Regarding the regularization parameter, we observe that the regularization parameter plays an important trade-off role. As is evident, when the regularization parameter overfitting occurs larger values are expected to produce reliable solutions even if the DD-step number increases. The choice of a good regularization parameter is one of the most important issues in solving unconstrained minimization problems and there exists a significant amount of research in the literature on the development of appropriate strategies for selecting regularization parameters.
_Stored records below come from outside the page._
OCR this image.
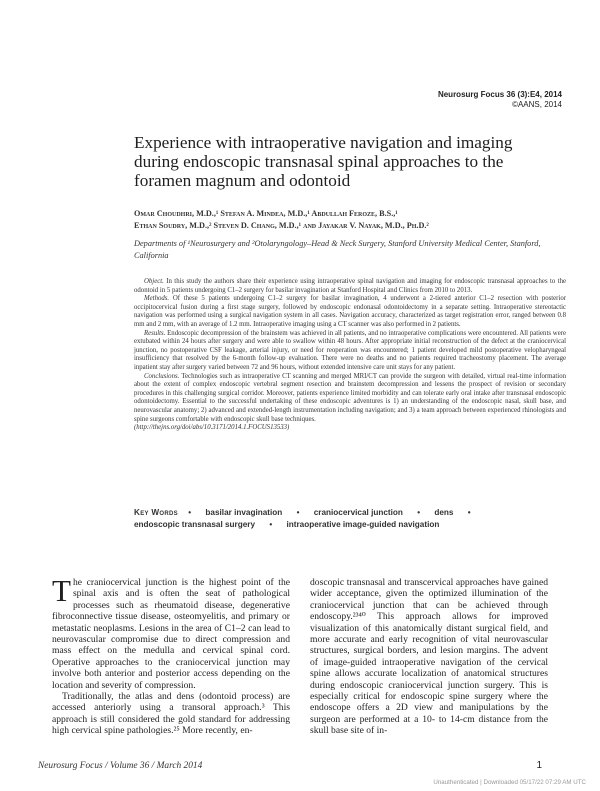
Neurosurg Focus 36 (3):E4, 2014
©AANS, 2014
Experience with intraoperative navigation and imaging during endoscopic transnasal spinal approaches to the foramen magnum and odontoid
Omar Choudhri, M.D.,¹ Stefan A. Mindea, M.D.,¹ Abdullah Feroze, B.S.,¹
Ethan Soudry, M.D.,² Steven D. Chang, M.D.,¹ and Jayakar V. Nayak, M.D., Ph.D.²
Departments of ¹Neurosurgery and ²Otolaryngology–Head & Neck Surgery, Stanford University Medical Center, Stanford, California

Object. In this study the authors share their experience using intraoperative spinal navigation and imaging for endoscopic transnasal approaches to the odontoid in 5 patients undergoing C1–2 surgery for basilar invagination at Stanford Hospital and Clinics from 2010 to 2013.

Methods. Of these 5 patients undergoing C1–2 surgery for basilar invagination, 4 underwent a 2-tiered anterior C1–2 resection with posterior occipitocervical fusion during a first stage surgery, followed by endoscopic endonasal odontoidectomy in a separate setting. Intraoperative stereotactic navigation was performed using a surgical navigation system in all cases. Navigation accuracy, characterized as target registration error, ranged between 0.8 mm and 2 mm, with an average of 1.2 mm. Intraoperative imaging using a CT scanner was also performed in 2 patients.

Results. Endoscopic decompression of the brainstem was achieved in all patients, and no intraoperative complications were encountered. All patients were extubated within 24 hours after surgery and were able to swallow within 48 hours. After appropriate initial reconstruction of the defect at the craniocervical junction, no postoperative CSF leakage, arterial injury, or need for reoperation was encountered; 1 patient developed mild postoperative velopharyngeal insufficiency that resolved by the 6-month follow-up evaluation. There were no deaths and no patients required tracheostomy placement. The average inpatient stay after surgery varied between 72 and 96 hours, without extended intensive care unit stays for any patient.

Conclusions. Technologies such as intraoperative CT scanning and merged MRI/CT can provide the surgeon with detailed, virtual real-time information about the extent of complex endoscopic vertebral segment resection and brainstem decompression and lessens the prospect of revision or secondary procedures in this challenging surgical corridor. Moreover, patients experience limited morbidity and can tolerate early oral intake after transnasal endoscopic odontoidectomy. Essential to the successful undertaking of these endoscopic adventures is 1) an understanding of the endoscopic nasal, skull base, and neurovascular anatomy; 2) advanced and extended-length instrumentation including navigation; and 3) a team approach between experienced rhinologists and spine surgeons comfortable with endoscopic skull base techniques.

(http://thejns.org/doi/abs/10.3171/2014.1.FOCUS13533)

Key Words • basilar invagination • craniocervical junction • dens •
endoscopic transnasal surgery • intraoperative image-guided navigation

The craniocervical junction is the highest point of the spinal axis and is often the seat of pathological processes such as rheumatoid disease, degenerative fibroconnective tissue disease, osteomyelitis, and primary or metastatic neoplasms. Lesions in the area of C1–2 can lead to neurovascular compromise due to direct compression and mass effect on the medulla and cervical spinal cord. Operative approaches to the craniocervical junction may involve both anterior and posterior access depending on the location and severity of compression.

Traditionally, the atlas and dens (odontoid process) are accessed anteriorly using a transoral approach.³ This approach is still considered the gold standard for addressing high cervical spine pathologies.²⁵ More recently, en-

doscopic transnasal and transcervical approaches have gained wider acceptance, given the optimized illumination of the craniocervical junction that can be achieved through endoscopy.²³⁴⁰ This approach allows for improved visualization of this anatomically distant surgical field, and more accurate and early recognition of vital neurovascular structures, surgical borders, and lesion margins. The advent of image-guided intraoperative navigation of the cervical spine allows accurate localization of anatomical structures during endoscopic craniocervical junction surgery. This is especially critical for endoscopic spine surgery where the endoscope offers a 2D view and manipulations by the surgeon are performed at a 10- to 14-cm distance from the skull base site of in-

Neurosurg Focus / Volume 36 / March 2014	1
Unauthenticated | Downloaded 05/17/22 07:29 AM UTC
Parameter choice methods can be classified according to the input they require. There are two basic types: a-priori methods, requiring information about the noise level on data. The discrepancy principle, developed and analyzed by Morozov is the oldest one of them; data-driven methods, require no extra information. Generalized Cross-Validation (GCV), due to Wahba, is one of the most popular methods [22].

Another issue is the employment of a dynamic load balancing scheme based on adaptive and dynamic redefining of initial decomposition. Specifically, in order to optimally choose the domain decomposition configuration, the partitioning into subdomains must satisfy certain conditions. First, the computational load assigned to subdomains must be equally distributed. Good quality partitioning also requires the volume of communication during calculation to be kept at its minimum. In [15] the authors employed a dynamic load balancing scheme based on adaptive and dynamic redefining of initial decomposition, aimed to balance load between processors according to data location. In particular, the authors focused on the introduction of a dynamic redefining of initial DD in order to deal with problems where the observations are non uniformly distributed and generally sparse.

The most significant finding is that we can solve several smaller problems improving the accuracy-per-parameter metric. Most importantly, subproblems can be solved in parallel, leading to a scalable algorithm where the workers locally exchange parameter updates via a nearest-neighbourhood communication scheme, which does not require a fully connected network. In contrast to other decomposition-in-time approaches, in our approach local solvers run concurrently from the beginning. Overall, the employment of the framework on hybrid high-performance computing systems seems to be a fruitful research area [23].